Browsing the new science books, I came across The Sun's Heartbeat. I picked it up expecting a rather dry collection of facts and was immediately engaged by a chapter titled "The Wild Science of the Bearded Men."
Not only can Bob Berman write but he also has that gift shared by all the best science writers: the ability to translate complex scientific terms into language that anyone can understand.
This book provides a compelling overview of several thousand years of sun research including the great sunspot controversy of the 17th century. The invention of the telescope in 1608 spurned a race to discover facts about the sun. Johannes Fabricius and his father discovered little spots on the sun and excitedly watched them for days until they burnt out their retinal cells. An English astronomer who had voyaged to Roanoke with the English explorers also began recording sunspots. And Galileo himself entered the fray. In fact, Galileo engaged in a decades-long fight with the German professor Christoph Scheiner over sunspots. Over who discovered them first--in fact, neither had, over whether the sun has an atmosphere, and many other topics.
Soon after, European universities set up the first programs to count sunspots daily--or as daily as you can under northern Europe's grey skies. But then the number of sunspots observed tanked to nearly zero. From 1645 to 1720, even with astronomers across Europe searching for them, very few sunspots were counted. At the same time, the world's weather deteriorated. Canals in Venice froze solid for the first time recorded. In France, Louis XIV, ironically known as the Sun King, watched many of his people suffer. Boston recorded thirty-eight blizzards between Nov. and April. Sweden's fishing industry failed.
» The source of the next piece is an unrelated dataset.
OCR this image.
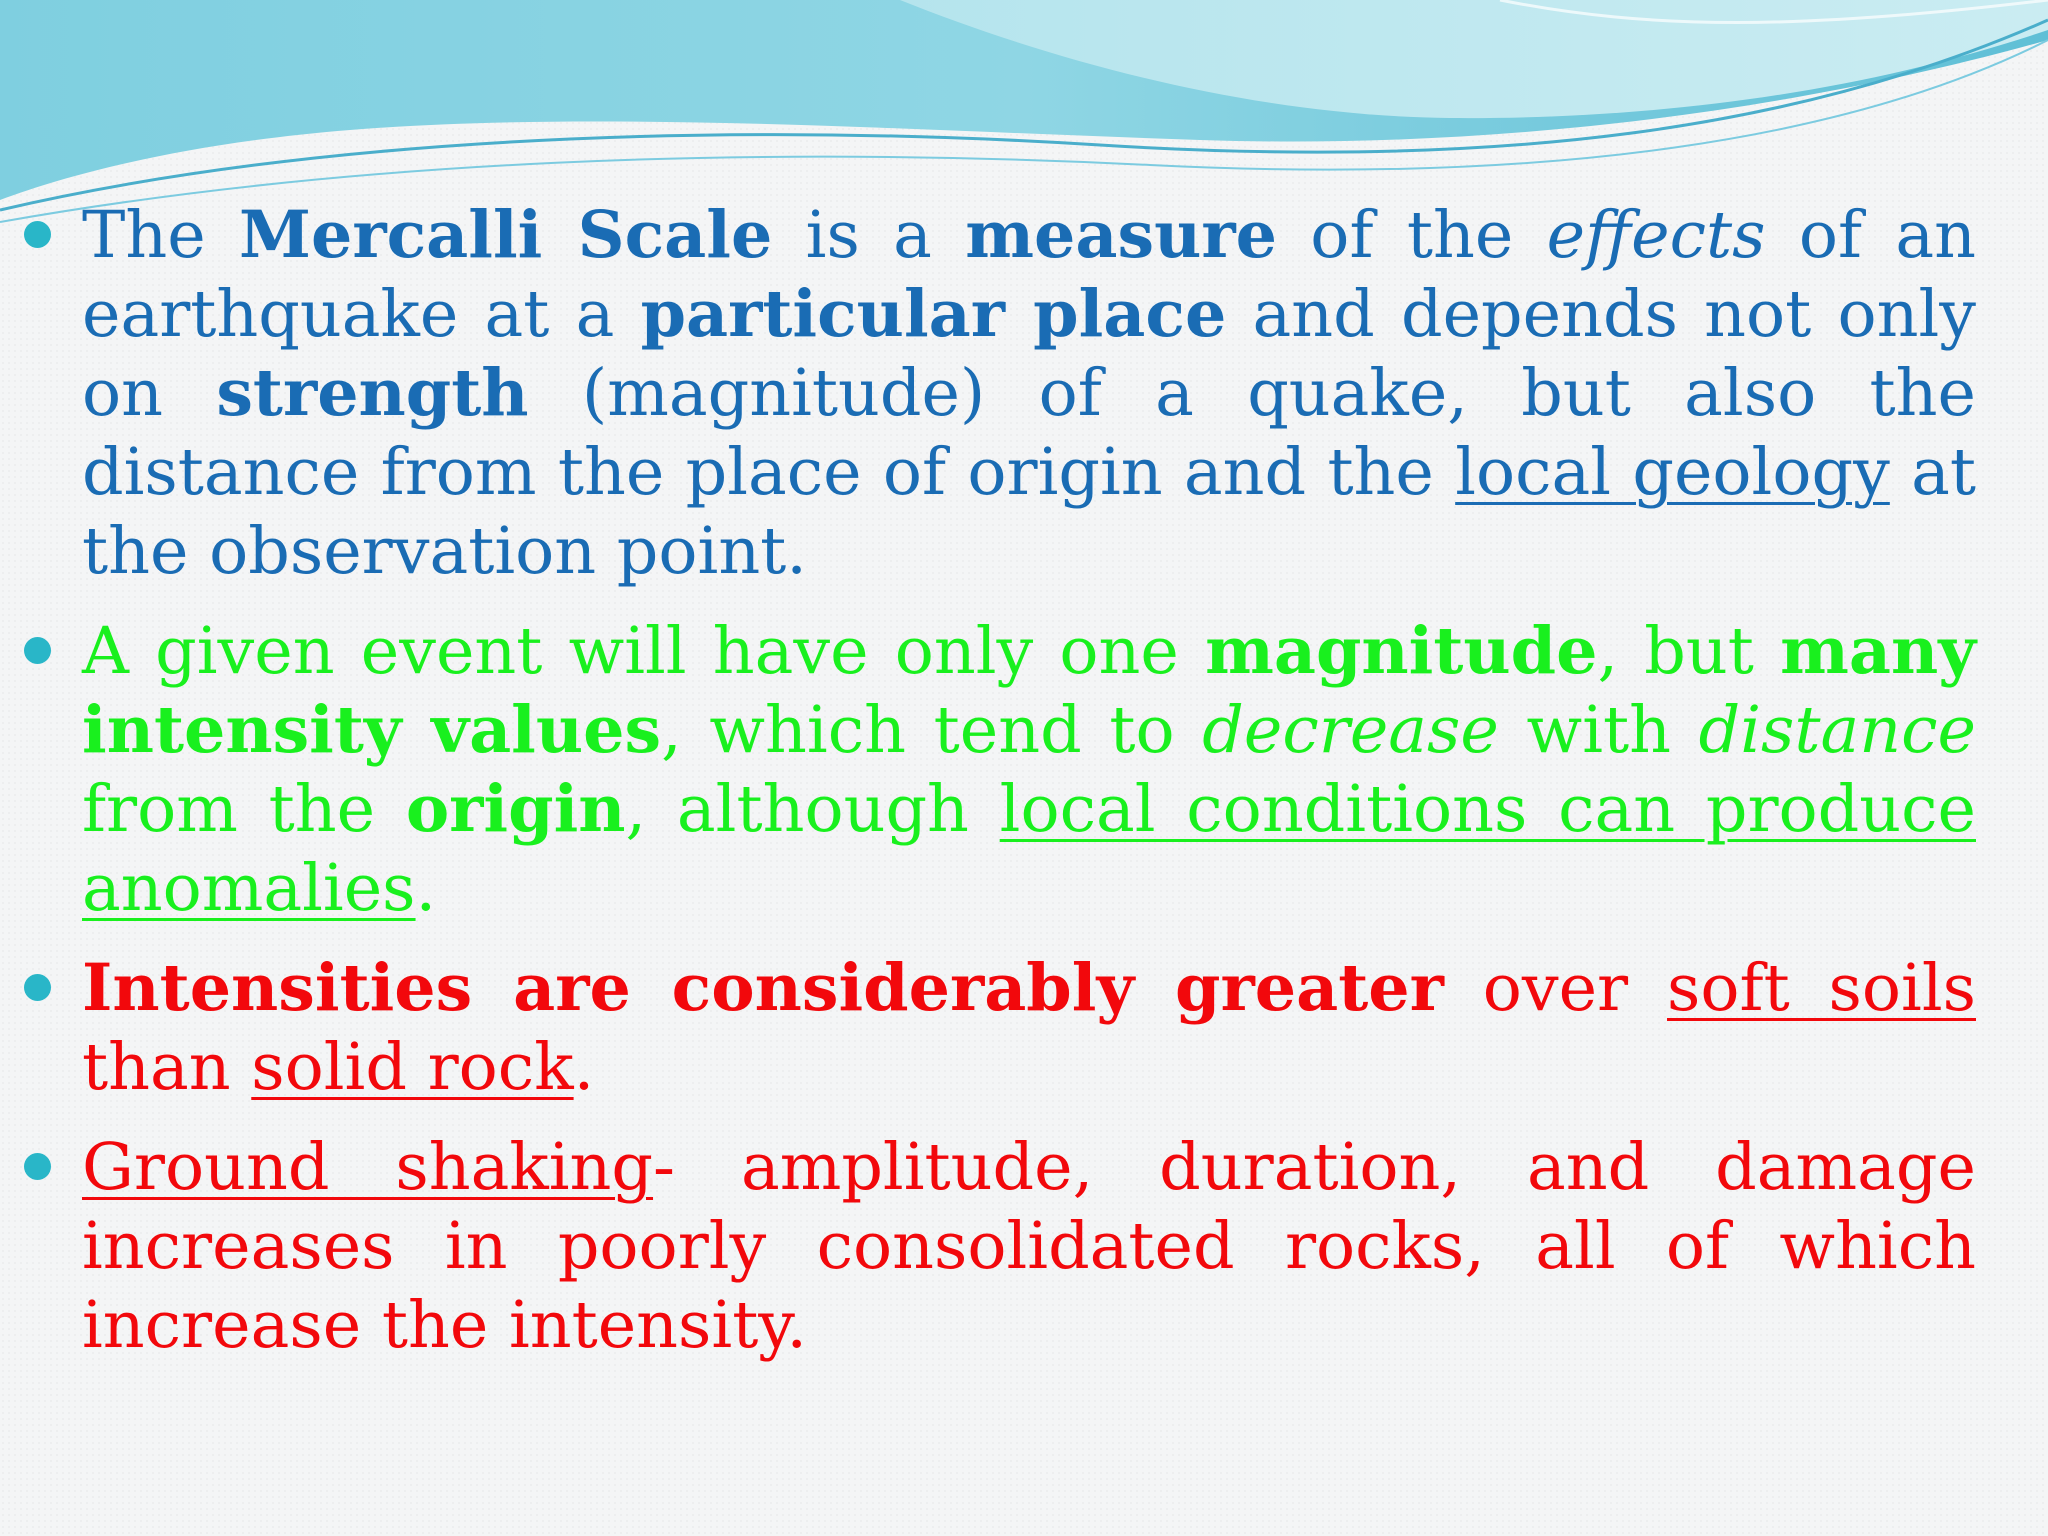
The Mercalli Scale is a measure of the effects of an earthquake at a particular place and depends not only on strength (magnitude) of a quake, but also the distance from the place of origin and the local geology at the observation point.
A given event will have only one magnitude, but many intensity values, which tend to decrease with distance from the origin, although local conditions can produce anomalies.
Intensities are considerably greater over soft soils than solid rock.
Ground shaking- amplitude, duration, and damage increases in poorly consolidated rocks, all of which increase the intensity.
Even China recorded brutally cold winters and crop failures.
Another great yarn shared by Berman is how the first Royal Astronomer of Britain, William Herschel, who also discovered Uranus, believed that people-like inhabitants lived on the sun's surface. This scientific "fact" was taught in schools until well into the nineteenth century.
Winter is a great time to keep warm and enjoy this captivating book about our unique star that makes life on our lovely green orb possible. For a book that delves into the history of the moon and how people from many cultures celebrate it, try Nocturne: a Journey in Search of Moonlight.